Monday, Sep. 16, 1985

American Notes Hartford

Police sharpshooters patrolled rooftops as 13 suspected members of the Macheteros, a Puerto Rican terrorist group, were brought to the U.S. District Court in Hartford last week on charges of robbing $7 million from a Connecticut Wells Fargo depot in 1983. The precaution was prompted by the violent history of the group. In Puerto Rico, the Macheteros (machete wielders) blew up nine aircraft in 1981, and authorities say they staged a 1979 attack on a U.S. Navy bus that killed two sailors. %

More than 200 FBI agents were involved in raids on the group in Puerto Rico and Boston just before Labor Day.

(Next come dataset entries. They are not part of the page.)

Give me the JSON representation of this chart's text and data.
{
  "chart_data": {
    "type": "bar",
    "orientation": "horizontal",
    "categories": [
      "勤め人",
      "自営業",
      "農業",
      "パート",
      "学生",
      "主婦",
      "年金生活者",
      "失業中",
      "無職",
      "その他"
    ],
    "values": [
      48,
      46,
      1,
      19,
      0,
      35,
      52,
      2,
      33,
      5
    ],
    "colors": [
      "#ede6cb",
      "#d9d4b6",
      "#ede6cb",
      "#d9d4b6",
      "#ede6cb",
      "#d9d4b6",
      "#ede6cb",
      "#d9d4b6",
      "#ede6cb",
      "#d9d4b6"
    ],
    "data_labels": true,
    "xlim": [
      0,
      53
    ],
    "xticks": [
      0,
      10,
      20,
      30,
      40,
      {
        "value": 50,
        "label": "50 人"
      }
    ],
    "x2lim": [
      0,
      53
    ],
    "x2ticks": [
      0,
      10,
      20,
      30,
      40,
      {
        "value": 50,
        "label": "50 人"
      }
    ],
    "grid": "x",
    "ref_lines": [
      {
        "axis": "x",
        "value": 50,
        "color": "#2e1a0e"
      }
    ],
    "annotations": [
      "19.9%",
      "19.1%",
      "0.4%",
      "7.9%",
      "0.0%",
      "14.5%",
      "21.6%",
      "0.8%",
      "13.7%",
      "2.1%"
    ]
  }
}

Those captured included Filiberto Inocencio Ojeda-Rios, 52, the suspected mastermind of the Hartford robbery. But the FBI dragnet failed to find Victor Manuel Gerena, 27, a former wrestler accused of leading the robbery. Behind Gerena and the Macheteros, says the FBI, is Fidel Castro. The agency believes that Gerena fled to Cuba with much of the Wells Fargo booty. Ojenda-Rios is also thought to have worked closely with Cuba's intelligence agency: in San Juan, his nickname is G-2 Cubano.